1
De antropoloog en de rommelcrisis^1
Ergens in de zomer van het jaar 2000 werd er aan de deur geklopt van Jeanne
Arnolds kantoor. Ze verwachtte dat het een van haar Studenten was, die haar iets
wilde vragen over methodologie, of iemand die zich afvroeg of zijn conclusies
over bij een opgraving verzamelde bewijzen ook redelijk klonken. Arnolds volle
bos peper-en-zoutkleurig haar viel indertijd ongeveer tot op de schouders. Ze
droeg een metalen, enorm grote, jarentachtigbril.
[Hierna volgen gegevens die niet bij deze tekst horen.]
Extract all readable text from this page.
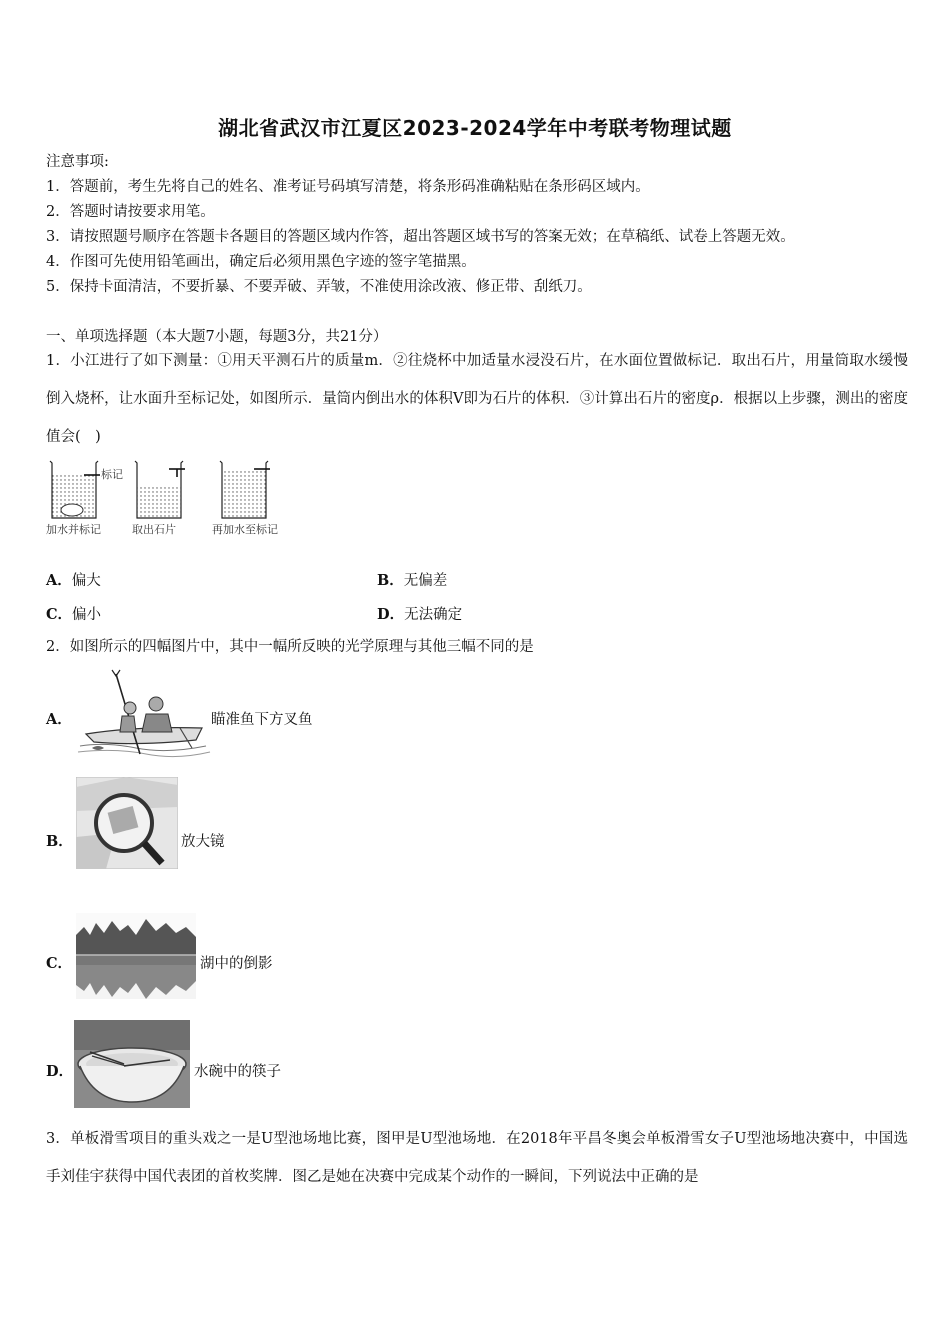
湖北省武汉市江夏区2023-2024学年中考联考物理试题
注意事项:
1．答题前，考生先将自己的姓名、准考证号码填写清楚，将条形码准确粘贴在条形码区域内。
2．答题时请按要求用笔。
3．请按照题号顺序在答题卡各题目的答题区域内作答，超出答题区域书写的答案无效；在草稿纸、试卷上答题无效。
4．作图可先使用铅笔画出，确定后必须用黑色字迹的签字笔描黑。
5．保持卡面清洁，不要折暴、不要弄破、弄皱，不准使用涂改液、修正带、刮纸刀。
一、单项选择题（本大题7小题，每题3分，共21分）
1．小江进行了如下测量：①用天平测石片的质量m．②往烧杯中加适量水浸没石片，在水面位置做标记．取出石片，用量筒取水缓慢倒入烧杯，让水面升至标记处，如图所示．量筒内倒出水的体积V即为石片的体积．③计算出石片的密度ρ．根据以上步骤，测出的密度值会(　)
标记
加水并标记	取出石片	再加水至标记
A．偏大	B．无偏差
C．偏小	D．无法确定
2．如图所示的四幅图片中，其中一幅所反映的光学原理与其他三幅不同的是
A．	瞄准鱼下方叉鱼
B．	放大镜
C．	湖中的倒影
D．	水碗中的筷子
3．单板滑雪项目的重头戏之一是U型池场地比赛，图甲是U型池场地．在2018年平昌冬奥会单板滑雪女子U型池场地决赛中，中国选手刘佳宇获得中国代表团的首枚奖牌．图乙是她在决赛中完成某个动作的一瞬间，下列说法中正确的是
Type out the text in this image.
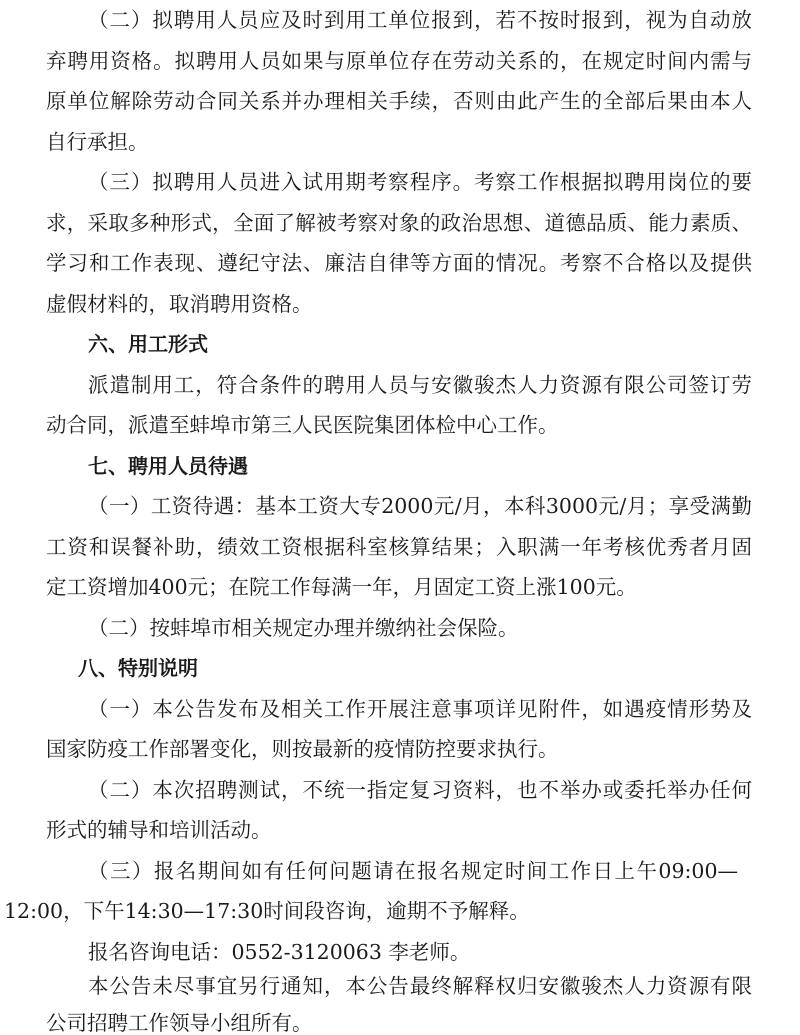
（二）拟聘用人员应及时到用工单位报到，若不按时报到，视为自动放
弃聘用资格。拟聘用人员如果与原单位存在劳动关系的，在规定时间内需与
原单位解除劳动合同关系并办理相关手续，否则由此产生的全部后果由本人
自行承担。
（三）拟聘用人员进入试用期考察程序。考察工作根据拟聘用岗位的要
求，采取多种形式，全面了解被考察对象的政治思想、道德品质、能力素质、
学习和工作表现、遵纪守法、廉洁自律等方面的情况。考察不合格以及提供
虚假材料的，取消聘用资格。
六、用工形式
派遣制用工，符合条件的聘用人员与安徽骏杰人力资源有限公司签订劳
动合同，派遣至蚌埠市第三人民医院集团体检中心工作。
七、聘用人员待遇
（一）工资待遇：基本工资大专2000元/月，本科3000元/月；享受满勤
工资和误餐补助，绩效工资根据科室核算结果；入职满一年考核优秀者月固
定工资增加400元；在院工作每满一年，月固定工资上涨100元。
（二）按蚌埠市相关规定办理并缴纳社会保险。
八、特别说明
（一）本公告发布及相关工作开展注意事项详见附件，如遇疫情形势及
国家防疫工作部署变化，则按最新的疫情防控要求执行。
（二）本次招聘测试，不统一指定复习资料，也不举办或委托举办任何
形式的辅导和培训活动。
（三）报名期间如有任何问题请在报名规定时间工作日上午09:00—
12:00，下午14:30—17:30时间段咨询，逾期不予解释。
报名咨询电话：0552-3120063 李老师。
本公告未尽事宜另行通知，本公告最终解释权归安徽骏杰人力资源有限
公司招聘工作领导小组所有。
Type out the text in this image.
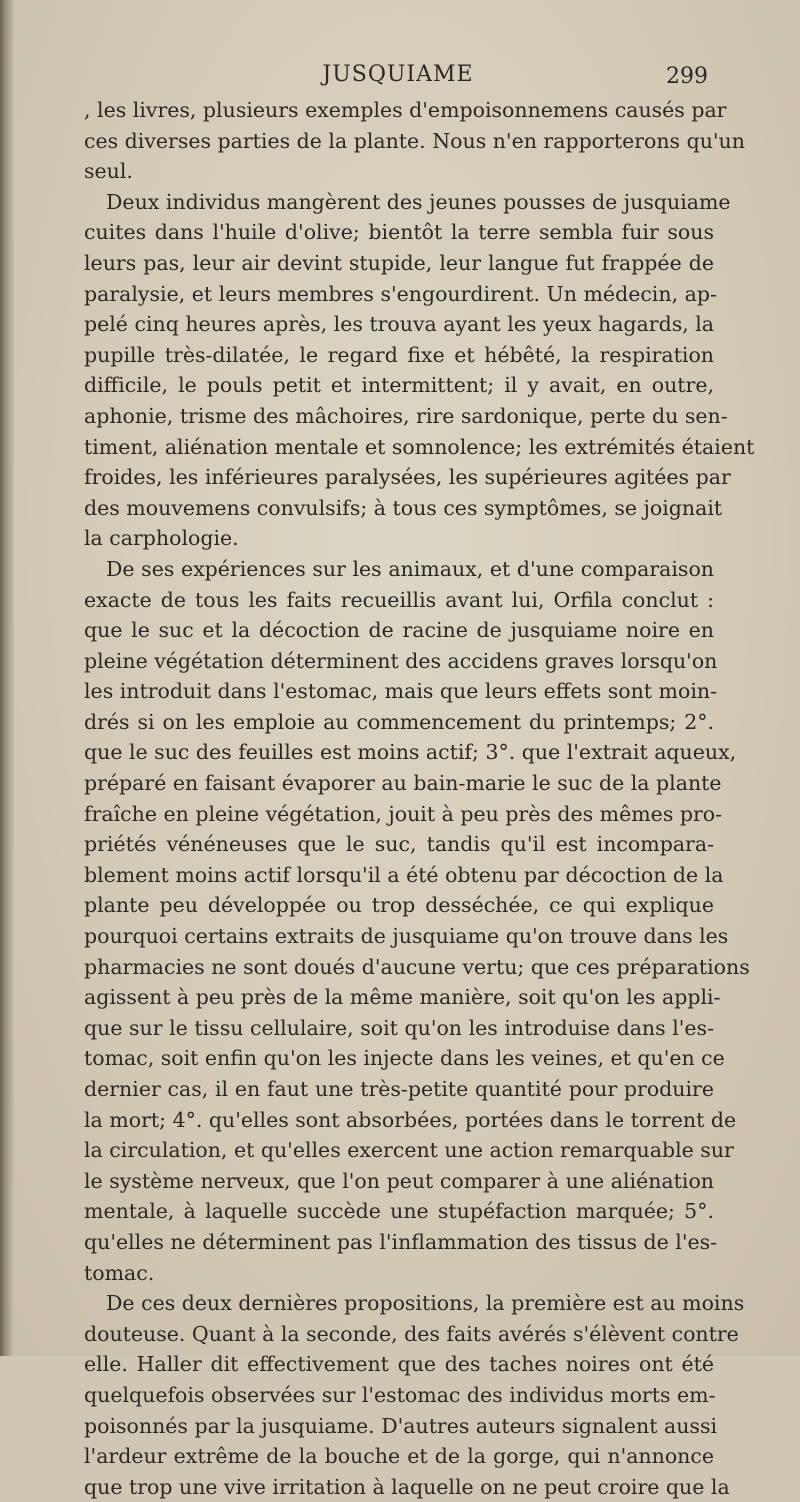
JUSQUIAME	299
, les livres, plusieurs exemples d'empoisonnemens causés par
ces diverses parties de la plante. Nous n'en rapporterons qu'un
seul.
Deux individus mangèrent des jeunes pousses de jusquiame
cuites dans l'huile d'olive; bientôt la terre sembla fuir sous
leurs pas, leur air devint stupide, leur langue fut frappée de
paralysie, et leurs membres s'engourdirent. Un médecin, ap-
pelé cinq heures après, les trouva ayant les yeux hagards, la
pupille très-dilatée, le regard fixe et hébêté, la respiration
difficile, le pouls petit et intermittent; il y avait, en outre,
aphonie, trisme des mâchoires, rire sardonique, perte du sen-
timent, aliénation mentale et somnolence; les extrémités étaient
froides, les inférieures paralysées, les supérieures agitées par
des mouvemens convulsifs; à tous ces symptômes, se joignait
la carphologie.
De ses expériences sur les animaux, et d'une comparaison
exacte de tous les faits recueillis avant lui, Orfila conclut :
que le suc et la décoction de racine de jusquiame noire en
pleine végétation déterminent des accidens graves lorsqu'on
les introduit dans l'estomac, mais que leurs effets sont moin-
drés si on les emploie au commencement du printemps; 2°.
que le suc des feuilles est moins actif; 3°. que l'extrait aqueux,
préparé en faisant évaporer au bain-marie le suc de la plante
fraîche en pleine végétation, jouit à peu près des mêmes pro-
priétés vénéneuses que le suc, tandis qu'il est incompara-
blement moins actif lorsqu'il a été obtenu par décoction de la
plante peu développée ou trop desséchée, ce qui explique
pourquoi certains extraits de jusquiame qu'on trouve dans les
pharmacies ne sont doués d'aucune vertu; que ces préparations
agissent à peu près de la même manière, soit qu'on les appli-
que sur le tissu cellulaire, soit qu'on les introduise dans l'es-
tomac, soit enfin qu'on les injecte dans les veines, et qu'en ce
dernier cas, il en faut une très-petite quantité pour produire
la mort; 4°. qu'elles sont absorbées, portées dans le torrent de
la circulation, et qu'elles exercent une action remarquable sur
le système nerveux, que l'on peut comparer à une aliénation
mentale, à laquelle succède une stupéfaction marquée; 5°.
qu'elles ne déterminent pas l'inflammation des tissus de l'es-
tomac.
De ces deux dernières propositions, la première est au moins
douteuse. Quant à la seconde, des faits avérés s'élèvent contre
elle. Haller dit effectivement que des taches noires ont été
quelquefois observées sur l'estomac des individus morts em-
poisonnés par la jusquiame. D'autres auteurs signalent aussi
l'ardeur extrême de la bouche et de la gorge, qui n'annonce
que trop une vive irritation à laquelle on ne peut croire que la
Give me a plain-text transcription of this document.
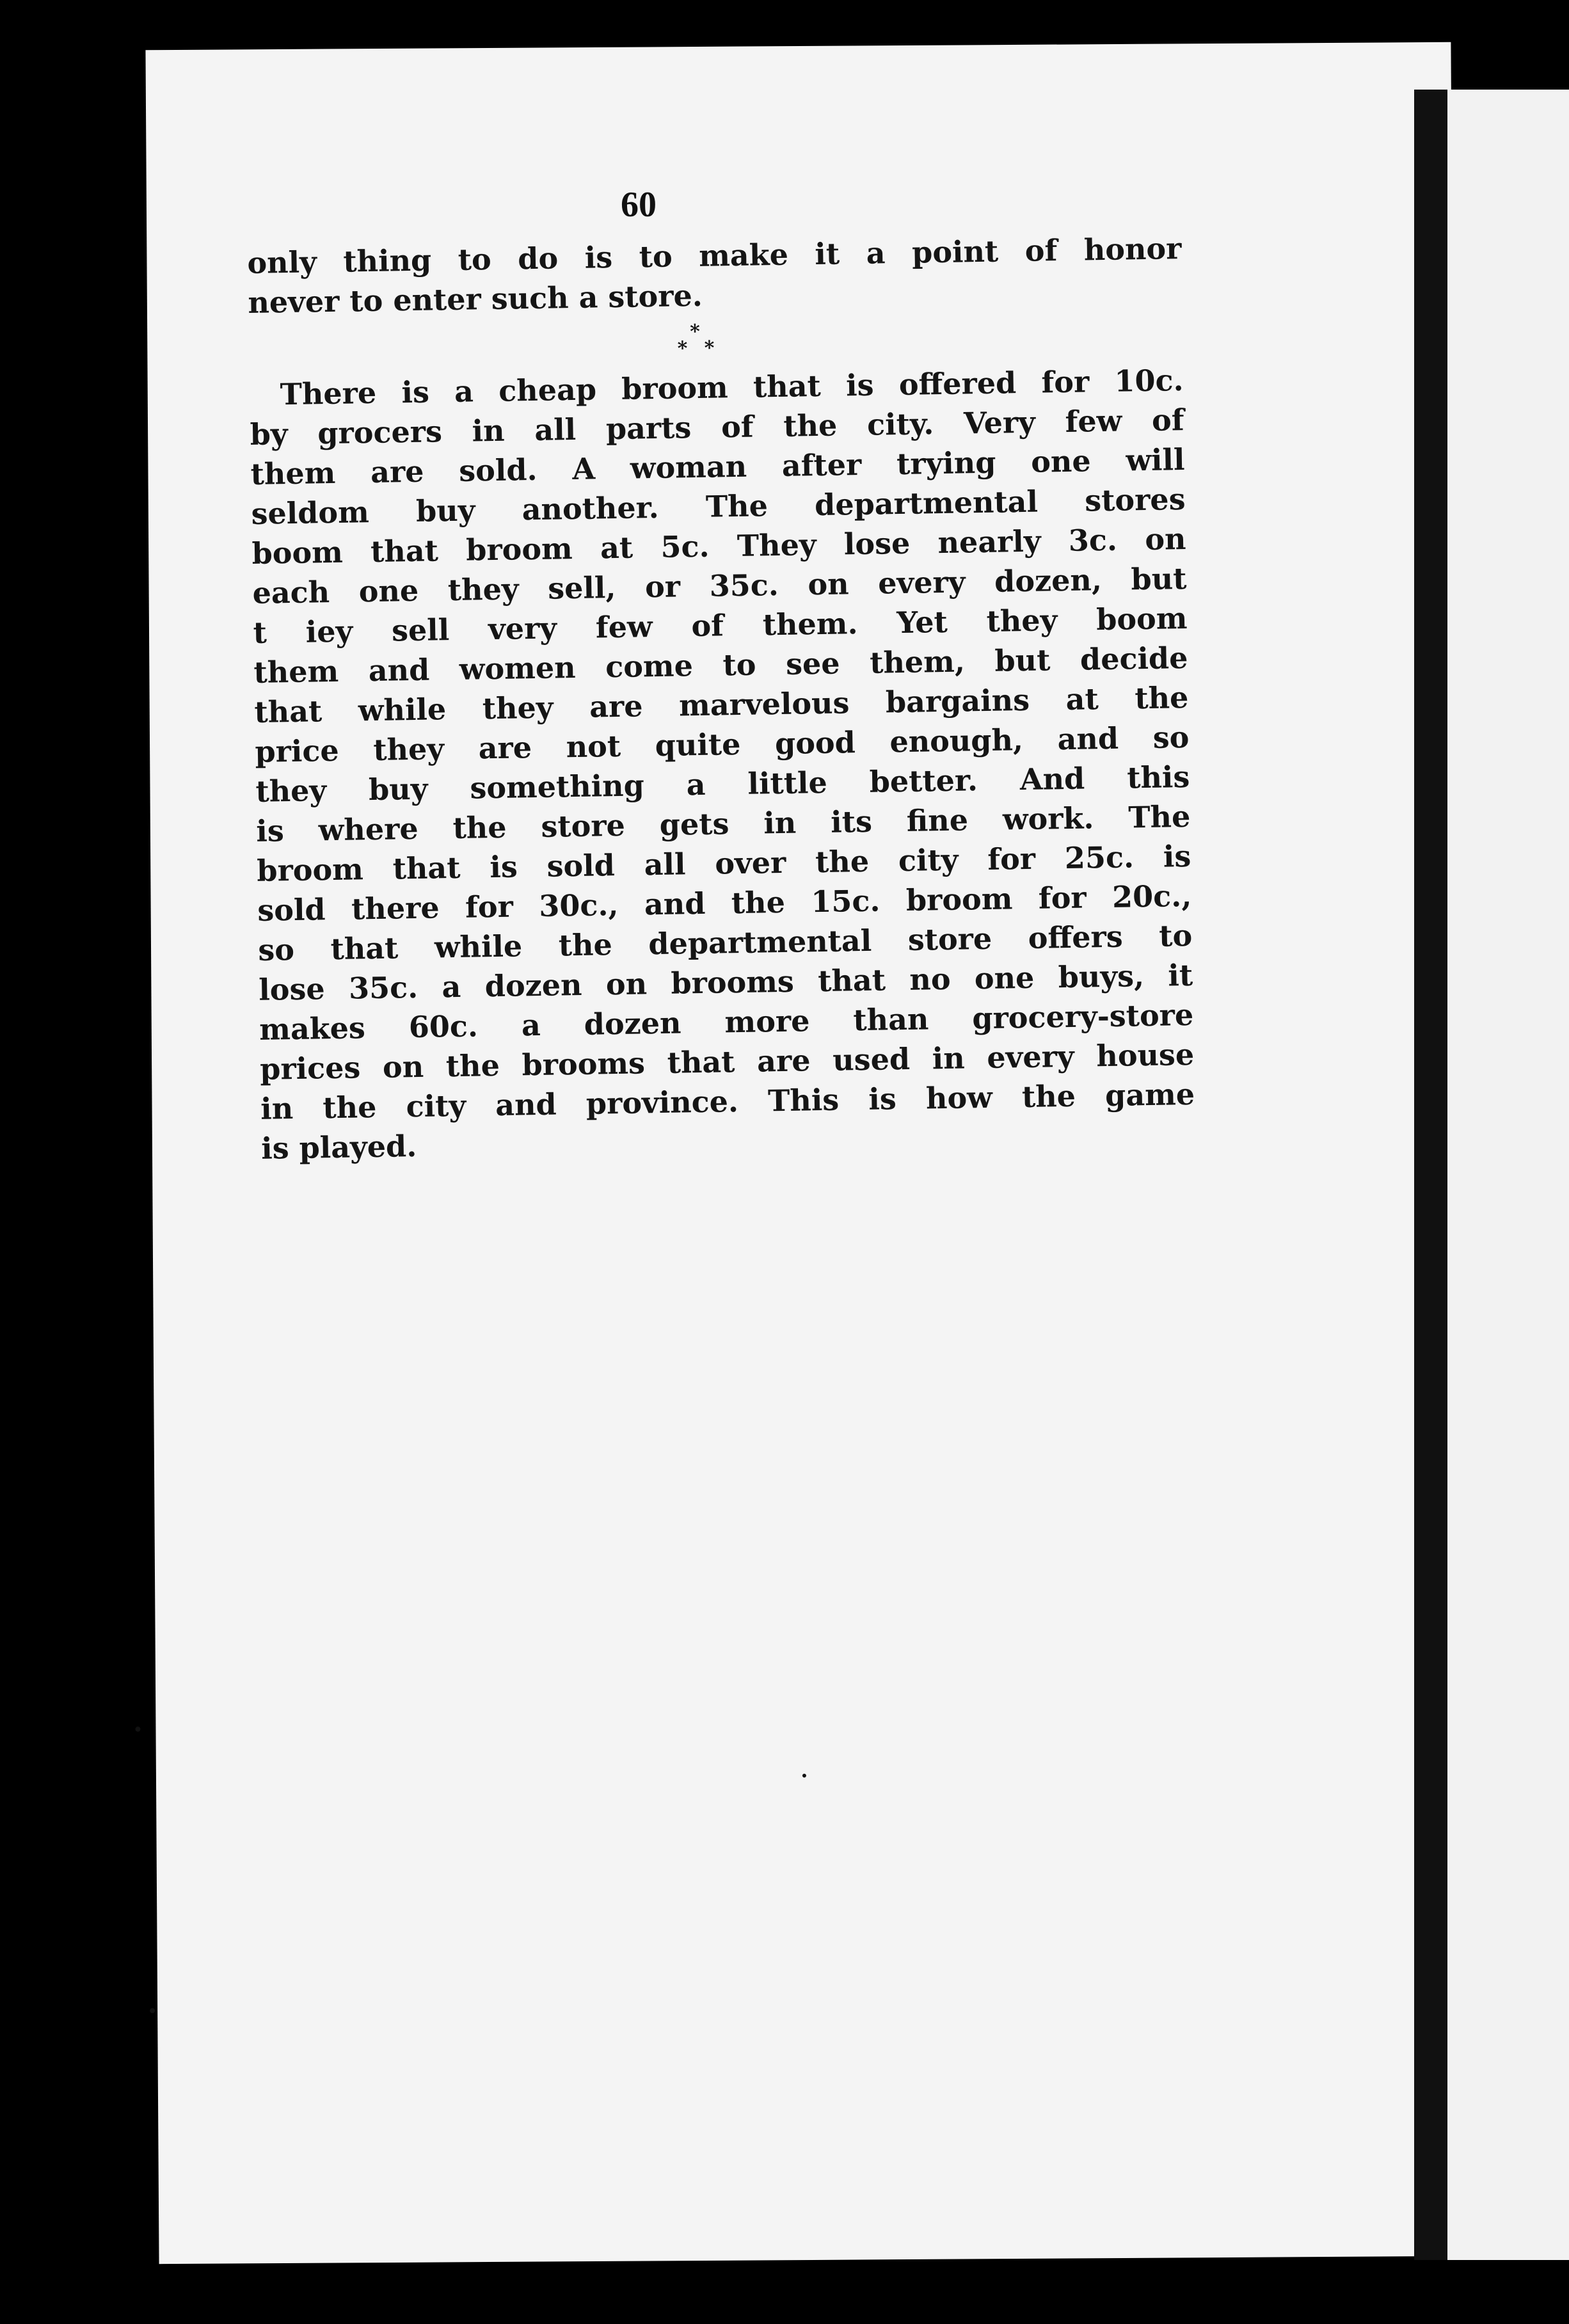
60
only thing to do is to make it a point of honor
never to enter such a store.
*
* *
There is a cheap broom that is offered for 10c.
by grocers in all parts of the city. Very few of
them are sold. A woman after trying one will
seldom buy another. The departmental stores
boom that broom at 5c. They lose nearly 3c. on
each one they sell, or 35c. on every dozen, but
t iey sell very few of them. Yet they boom
them and women come to see them, but decide
that while they are marvelous bargains at the
price they are not quite good enough, and so
they buy something a little better. And this
is where the store gets in its fine work. The
broom that is sold all over the city for 25c. is
sold there for 30c., and the 15c. broom for 20c.,
so that while the departmental store offers to
lose 35c. a dozen on brooms that no one buys, it
makes 60c. a dozen more than grocery-store
prices on the brooms that are used in every house
in the city and province. This is how the game
is played.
Ze keek op van haar werk en
glimlachte toen ze Elinor Ochs zag binnenkomen, een van haar collega’s van de
University of California in Los Angeles. ‘Heb je even, Jeanne?’ vroeg Ochs –
maar eigenlijk vroeg ze eerder: ‘Heb je een jaar of tien de tijd?’
Ochs was bezig een projectvoorstel te maken, vertelde ze. Of Arnold
interesse had om dat samen te doen? Ze was bezig een team samen te stellen om
het leven in de 21e eeuw te documenteren, waarbij ze gebruik wilde maken van
methodes die antropologen gebruiken voor het bestuderen van stammen in
Afrika, of archeologen die de resten van een uitgestorven beschavingen
bestuderen, zoals de ruïnes van de Inca’s in Zuid-Amerika. Het enige verschil
zou zijn dat ze hun studie in Los Angeles zouden uitvoeren, met casestudy’s die
nog springlevend waren. Het onderzoek zou het eerste in zijn soort zijn. Nou ja,
er waren al eens soortgelijke onderzoeken gedaan, bijvoorbeeld dat in New
York, waarin werd gekeken naar kunst die mensen kochten. Maar er was nog
nooit een onderzoek geweest dat zo ambitieus was als dit. Ze zouden niet
proberen mensen te begrijpen via één aspect van hun leven: in plaats daarvan
zouden ze zoveel mogelijk over hun leven vastleggen. Zo zou het ultieme
verslag ontstaan van hoe mensen in het begin van de 21e eeuw leven. Het project
zou volgens Ochs écht baat hebben bij de medewerking van een expert op het
gebied van materiële cultuur, zoals Jeanne. Maar zelf was ze daar niet zeker van.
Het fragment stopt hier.